Want to keep using your Plustek IRIScan 2 on macOS Sonoma, Windows 10, and more? VueScan has a built in Plustek Scanner Driver - so it works even without a driver.
www.hamrick.com
[edit]
I see it says "Irispen 2" in that web page, so You need to test this against your irispen.
since the device is a scanner, linux may already contain a driver for it, and there are easily installable linux scanner programs available in the Raspbian repositories. installing WINE or a VM may not be the best choice on a Pi Zero because of limited system resources...

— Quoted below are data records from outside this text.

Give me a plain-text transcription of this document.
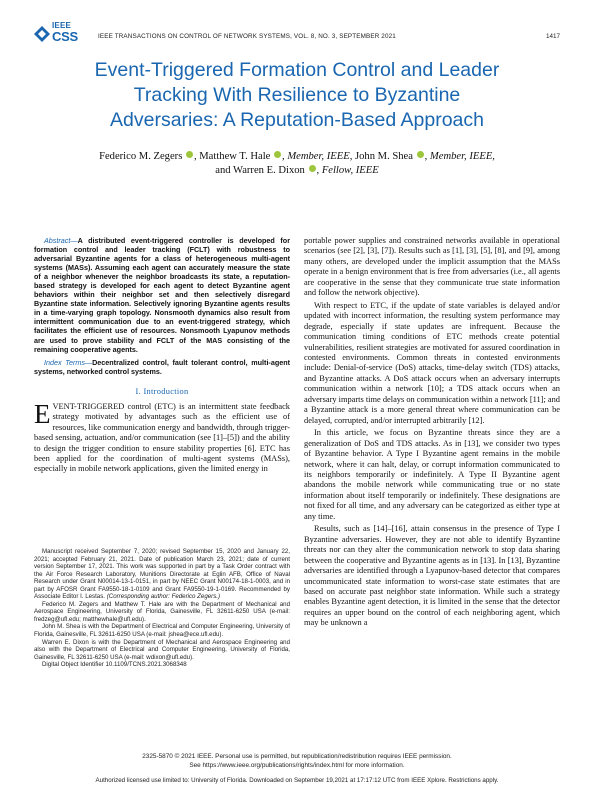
IEEE
CSS	IEEE TRANSACTIONS ON CONTROL OF NETWORK SYSTEMS, VOL. 8, NO. 3, SEPTEMBER 2021	1417
Event-Triggered Formation Control and Leader
Tracking With Resilience to Byzantine
Adversaries: A Reputation-Based Approach
Federico M. Zegers , Matthew T. Hale , Member, IEEE, John M. Shea , Member, IEEE,
and Warren E. Dixon , Fellow, IEEE

Abstract—A distributed event-triggered controller is developed for formation control and leader tracking (FCLT) with robustness to adversarial Byzantine agents for a class of heterogeneous multi-agent systems (MASs). Assuming each agent can accurately measure the state of a neighbor whenever the neighbor broadcasts its state, a reputation-based strategy is developed for each agent to detect Byzantine agent behaviors within their neighbor set and then selectively disregard Byzantine state information. Selectively ignoring Byzantine agents results in a time-varying graph topology. Nonsmooth dynamics also result from intermittent communication due to an event-triggered strategy, which facilitates the efficient use of resources. Nonsmooth Lyapunov methods are used to prove stability and FCLT of the MAS consisting of the remaining cooperative agents.

Index Terms—Decentralized control, fault tolerant control, multi-agent systems, networked control systems.

I. Introduction

EVENT-TRIGGERED control (ETC) is an intermittent state feedback strategy motivated by advantages such as the efficient use of resources, like communication energy and bandwidth, through trigger-based sensing, actuation, and/or communication (see [1]–[5]) and the ability to design the trigger condition to ensure stability properties [6]. ETC has been applied for the coordination of multi-agent systems (MASs), especially in mobile network applications, given the limited energy in

Manuscript received September 7, 2020; revised September 15, 2020 and January 22, 2021; accepted February 21, 2021. Date of publication March 23, 2021; date of current version September 17, 2021. This work was supported in part by a Task Order contract with the Air Force Research Laboratory, Munitions Directorate at Eglin AFB, Office of Naval Research under Grant N00014-13-1-0151, in part by NEEC Grant N00174-18-1-0003, and in part by AFOSR Grant FA9550-18-1-0109 and Grant FA9550-19-1-0169. Recommended by Associate Editor I. Lestas. (Corresponding author: Federico Zegers.)

Federico M. Zegers and Matthew T. Hale are with the Department of Mechanical and Aerospace Engineering, University of Florida, Gainesville, FL 32611-6250 USA (e-mail: fredzeg@ufl.edu; matthewhale@ufl.edu).

John M. Shea is with the Department of Electrical and Computer Engineering, University of Florida, Gainesville, FL 32611-6250 USA (e-mail: jshea@ece.ufl.edu).

Warren E. Dixon is with the Department of Mechanical and Aerospace Engineering and also with the Department of Electrical and Computer Engineering, University of Florida, Gainesville, FL 32611-6250 USA (e-mail: wdixon@ufl.edu).

Digital Object Identifier 10.1109/TCNS.2021.3068348

portable power supplies and constrained networks available in operational scenarios (see [2], [3], [7]). Results such as [1], [3], [5], [8], and [9], among many others, are developed under the implicit assumption that the MASs operate in a benign environment that is free from adversaries (i.e., all agents are cooperative in the sense that they communicate true state information and follow the network objective).

With respect to ETC, if the update of state variables is delayed and/or updated with incorrect information, the resulting system performance may degrade, especially if state updates are infrequent. Because the communication timing conditions of ETC methods create potential vulnerabilities, resilient strategies are motivated for assured coordination in contested environments. Common threats in contested environments include: Denial-of-service (DoS) attacks, time-delay switch (TDS) attacks, and Byzantine attacks. A DoS attack occurs when an adversary interrupts communication within a network [10]; a TDS attack occurs when an adversary imparts time delays on communication within a network [11]; and a Byzantine attack is a more general threat where communication can be delayed, corrupted, and/or interrupted arbitrarily [12].

In this article, we focus on Byzantine threats since they are a generalization of DoS and TDS attacks. As in [13], we consider two types of Byzantine behavior. A Type I Byzantine agent remains in the mobile network, where it can halt, delay, or corrupt information communicated to its neighbors temporarily or indefinitely. A Type II Byzantine agent abandons the mobile network while communicating true or no state information about itself temporarily or indefinitely. These designations are not fixed for all time, and any adversary can be categorized as either type at any time.

Results, such as [14]–[16], attain consensus in the presence of Type I Byzantine adversaries. However, they are not able to identify Byzantine threats nor can they alter the communication network to stop data sharing between the cooperative and Byzantine agents as in [13]. In [13], Byzantine adversaries are identified through a Lyapunov-based detector that compares uncommunicated state information to worst-case state estimates that are based on accurate past neighbor state information. While such a strategy enables Byzantine agent detection, it is limited in the sense that the detector requires an upper bound on the control of each neighboring agent, which may be unknown a

2325-5870 © 2021 IEEE. Personal use is permitted, but republication/redistribution requires IEEE permission.
See https://www.ieee.org/publications/rights/index.html for more information.
Authorized licensed use limited to: University of Florida. Downloaded on September 19,2021 at 17:17:12 UTC from IEEE Xplore. Restrictions apply.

the problems running WINE on a pi zero, are:
1) WINE is made for running x86 based software, and a pi zero uses an ARM processor, so a conversion/compatibility layer must be added first, such as QEMU.
2) the recommended memory for such a setup requires at least 1GB RAM, and the pi zero only has 512MB RAM for a standard pi4 with 4GB RAM (using a 2/2 split between system ram and video ram) setting this up isn't a problem, but on the pi zero it is a big problem.
this is why i recommended using a native linux scanning app instead, it's simple to install on a pi zero. if the OP tries this route, there are two excellent resources out there https://linuxquestions.org and https://www.raspberrypi.org/forums/ in case he has problems or questions.
Way back when I remember doing a search and someone did manage to get the IRISpen to work under linux. I can;t find that info now.
I may have written down the blurb.
Wondering: What about socat or ser2net?
e.g. The Windows input from the scanner which is USB might be able to be processed in Wine, but returned to the stty?
I guess it would be somewhat of an "OR" thing, where input either is from the active window or the scanner. Like having 2 keybpards.
The problem is not the physical data interface to access the raw data. It's the conversion of that data to something that Linux can use with the libsane API. That's the driver issue, a protocol driver is needed.